Stress With multiple studies about Stress causing IBS it is essential to adopt a stress-free lifestyle to manage symptoms and avoid flare-ups. Did you know it works both ways? Being stressed out can trigger IBS symptoms, and IBS can also trigger stress!
CBG For IBS
Can CBG help IBS? As scientists were studying the chemicals found in cannabis plants, called cannabinoids, they discovered humans have receptors built specifically for cannabinoid-like chemicals. Receptors are areas on the cell structure that bind with chemicals and then activate a cell to take action. Researchers called the network of receptors The Endocannabinoid System (ECS). “Endo” means it is found in the body.
Scientists have identified two types of receptors in the human endocannabinoid system. These are CB1 and CB2. CB1 receptors are most often found in the central nervous system (brain) but can also be found in the gut and immune system. CB2 receptors are found in the immune system and the gastrointestinal system. A small number are also found in the brain.
The ESC helps maintain homeostasis (stability) within the body. It modulates several physiological processes, such as sleep, inflammation, pain, and stress.
Cannabigerol (CBG) is a non-intoxicating cannabinoid found in cannabis. CBG is highly anti-inflammatory, antibacterial, and antioxidant. CBG is known as the “The Mother Cannabinoid” because it is the genesis of many major cannabinoids derived from cannabis.
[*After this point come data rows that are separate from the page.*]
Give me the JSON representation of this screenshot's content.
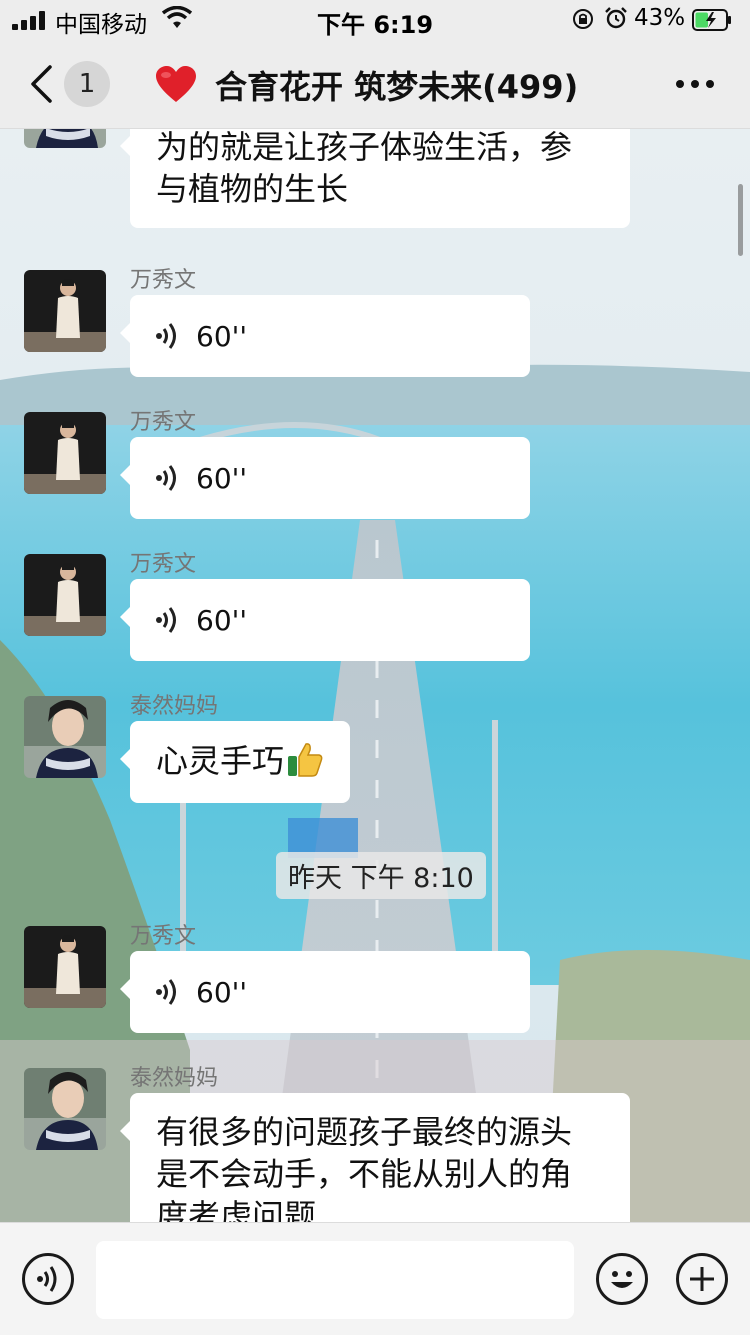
{
  "status_bar": {
    "carrier": "中国移动",
    "time": "下午 6:19",
    "battery_percent": "43%",
    "battery_level": 0.43
  },
  "nav": {
    "unread_count": "1",
    "title": "合育花开 筑梦未来(499)",
    "title_icon": "red-heart-icon"
  },
  "messages": [
    {
      "sender": "",
      "type": "text",
      "lines": [
        "为的就是让孩子体验生活，参",
        "与植物的生长"
      ],
      "avatar": "avatar-taiwan-mama"
    },
    {
      "sender": "万秀文",
      "type": "voice",
      "duration": "60''",
      "avatar": "avatar-wan-xiuwen"
    },
    {
      "sender": "万秀文",
      "type": "voice",
      "duration": "60''",
      "avatar": "avatar-wan-xiuwen"
    },
    {
      "sender": "万秀文",
      "type": "voice",
      "duration": "60''",
      "avatar": "avatar-wan-xiuwen"
    },
    {
      "sender": "泰然妈妈",
      "type": "text",
      "lines": [
        "心灵手巧"
      ],
      "emoji": "thumbs-up-icon",
      "avatar": "avatar-tairan-mama"
    },
    {
      "sender": "万秀文",
      "type": "voice",
      "duration": "60''",
      "avatar": "avatar-wan-xiuwen"
    },
    {
      "sender": "泰然妈妈",
      "type": "text",
      "lines": [
        "有很多的问题孩子最终的源头",
        "是不会动手，不能从别人的角",
        "度考虑问题"
      ],
      "avatar": "avatar-tairan-mama"
    }
  ],
  "timestamp": "昨天 下午 8:10",
  "input_bar": {
    "voice_icon": "voice-input-icon",
    "placeholder": "",
    "emoji_icon": "emoji-icon",
    "plus_icon": "plus-icon"
  },
  "colors": {
    "bar_bg": "#ededed",
    "bubble_bg": "#ffffff",
    "sender_text": "#757575",
    "heart": "#e0202a"
  }
}
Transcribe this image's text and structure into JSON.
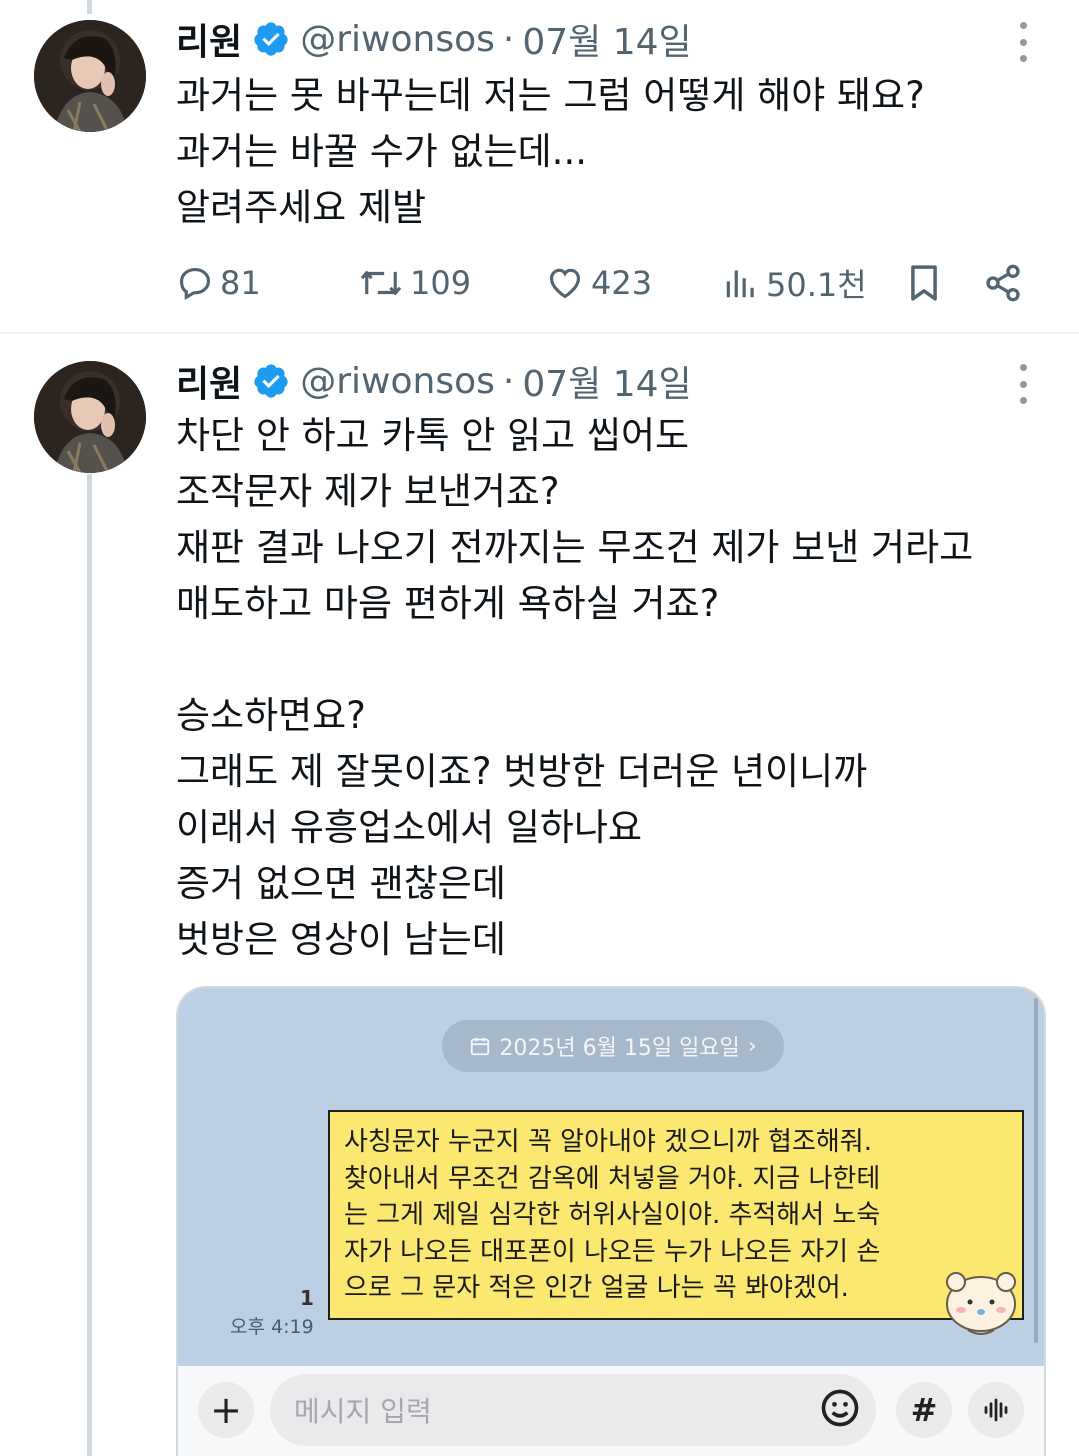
{
  "tweets": [
    {
      "author_name": "리원",
      "handle": "@riwonsos",
      "separator": "·",
      "date": "07월 14일",
      "text": "과거는 못 바꾸는데 저는 그럼 어떻게 해야 돼요?\n과거는 바꿀 수가 없는데...\n알려주세요 제발",
      "replies": "81",
      "reposts": "109",
      "likes": "423",
      "views": "50.1천"
    },
    {
      "author_name": "리원",
      "handle": "@riwonsos",
      "separator": "·",
      "date": "07월 14일",
      "text": "차단 안 하고 카톡 안 읽고 씹어도\n조작문자 제가 보낸거죠?\n재판 결과 나오기 전까지는 무조건 제가 보낸 거라고\n매도하고 마음 편하게 욕하실 거죠?\n\n승소하면요?\n그래도 제 잘못이죠? 벗방한 더러운 년이니까\n이래서 유흥업소에서 일하나요\n증거 없으면 괜찮은데\n벗방은 영상이 남는데"
    }
  ],
  "chat": {
    "date_pill": "2025년 6월 15일 일요일",
    "message": "사칭문자 누군지 꼭 알아내야 겠으니까 협조해줘.\n찾아내서 무조건 감옥에 처넣을 거야. 지금 나한테\n는 그게 제일 심각한 허위사실이야. 추적해서 노숙\n자가 나오든 대포폰이 나오든 누가 나오든 자기 손\n으로 그 문자 적은 인간 얼굴 나는 꼭 봐야겠어.",
    "read_count": "1",
    "time": "오후 4:19",
    "input_placeholder": "메시지 입력",
    "plus_label": "+",
    "hash_label": "#"
  },
  "colors": {
    "verified": "#1d9bf0",
    "muted": "#536471",
    "chat_bg": "#bccfe3",
    "bubble": "#fbe870"
  }
}
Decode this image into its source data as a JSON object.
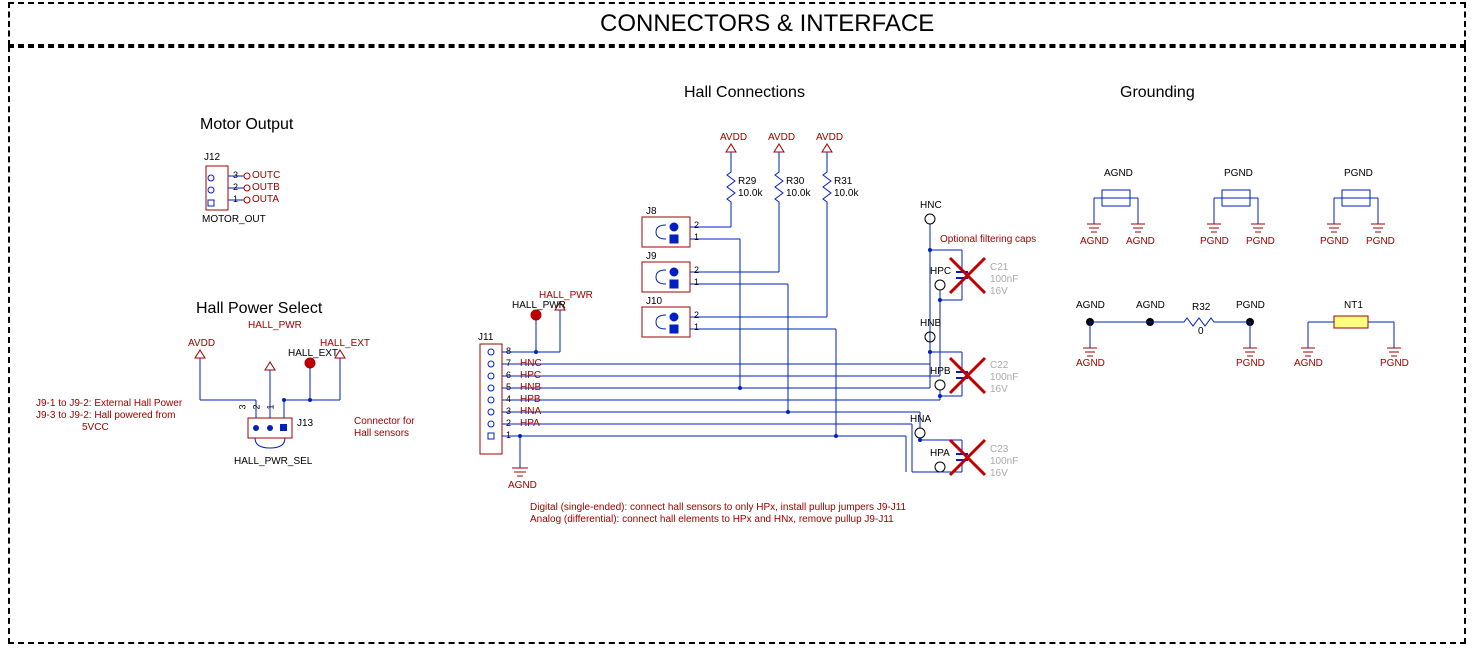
{
  "title": "CONNECTORS & INTERFACE",
  "sections": {
    "motor_output": "Motor Output",
    "hall_power_select": "Hall Power Select",
    "hall_connections": "Hall Connections",
    "grounding": "Grounding"
  },
  "motor_output": {
    "refdes": "J12",
    "name": "MOTOR_OUT",
    "pins": [
      {
        "num": "3",
        "net": "OUTC"
      },
      {
        "num": "2",
        "net": "OUTB"
      },
      {
        "num": "1",
        "net": "OUTA"
      }
    ]
  },
  "hall_power_select": {
    "refdes": "J13",
    "name": "HALL_PWR_SEL",
    "pins": [
      "3",
      "2",
      "1"
    ],
    "nets": {
      "avdd": "AVDD",
      "hall_pwr": "HALL_PWR",
      "hall_ext": "HALL_EXT",
      "hall_ext_tp": "HALL_EXT"
    },
    "note_lines": [
      "J9-1 to J9-2: External Hall Power",
      "J9-3 to J9-2: Hall powered from",
      "5VCC"
    ],
    "connector_note": [
      "Connector for",
      "Hall sensors"
    ]
  },
  "hall_connections": {
    "power_nets": [
      "AVDD",
      "AVDD",
      "AVDD"
    ],
    "pullups": [
      {
        "refdes": "R29",
        "value": "10.0k"
      },
      {
        "refdes": "R30",
        "value": "10.0k"
      },
      {
        "refdes": "R31",
        "value": "10.0k"
      }
    ],
    "jumpers": [
      {
        "refdes": "J8",
        "pins": [
          "2",
          "1"
        ]
      },
      {
        "refdes": "J9",
        "pins": [
          "2",
          "1"
        ]
      },
      {
        "refdes": "J10",
        "pins": [
          "2",
          "1"
        ]
      }
    ],
    "connector": {
      "refdes": "J11",
      "hall_pwr_net": "HALL_PWR",
      "hall_pwr_label": "HALL_PWR",
      "pins": [
        {
          "num": "8",
          "net": ""
        },
        {
          "num": "7",
          "net": "HNC"
        },
        {
          "num": "6",
          "net": "HPC"
        },
        {
          "num": "5",
          "net": "HNB"
        },
        {
          "num": "4",
          "net": "HPB"
        },
        {
          "num": "3",
          "net": "HNA"
        },
        {
          "num": "2",
          "net": "HPA"
        },
        {
          "num": "1",
          "net": ""
        }
      ],
      "gnd": "AGND"
    },
    "test_points": [
      "HNC",
      "HPC",
      "HNB",
      "HPB",
      "HNA",
      "HPA"
    ],
    "dnp_caps": [
      {
        "refdes": "C21",
        "value": "100nF",
        "volt": "16V"
      },
      {
        "refdes": "C22",
        "value": "100nF",
        "volt": "16V"
      },
      {
        "refdes": "C23",
        "value": "100nF",
        "volt": "16V"
      }
    ],
    "filter_note": "Optional filtering caps",
    "bottom_note_lines": [
      "Digital (single-ended): connect hall sensors to only HPx, install pullup jumpers J9-J11",
      "Analog (differential): connect hall elements to HPx and HNx, remove pullup J9-J11"
    ]
  },
  "grounding": {
    "caps": [
      {
        "net": "AGND",
        "left": "AGND",
        "right": "AGND"
      },
      {
        "net": "PGND",
        "left": "PGND",
        "right": "PGND"
      },
      {
        "net": "PGND",
        "left": "PGND",
        "right": "PGND"
      }
    ],
    "bridge": {
      "agnd1": "AGND",
      "agnd2": "AGND",
      "pgnd": "PGND",
      "r": {
        "refdes": "R32",
        "value": "0"
      },
      "left_gnd": "AGND",
      "right_gnd": "PGND"
    },
    "nt": {
      "refdes": "NT1",
      "left": "AGND",
      "right": "PGND"
    }
  }
}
Essentially without CBG, CBD oil wouldn’t exist.
So, can CBG help those with irritable bowel syndrome?
Well, research is pointing to yes. CBG interacts with the ECS to create homeostasis in the digestive system. These preliminary research findings suggest that this compound has shown potential in managing symptoms of various digestive issues. Some of these issues include Irritable Bowel Syndrome (IBS) and Irritable Bowel Disease (IBD).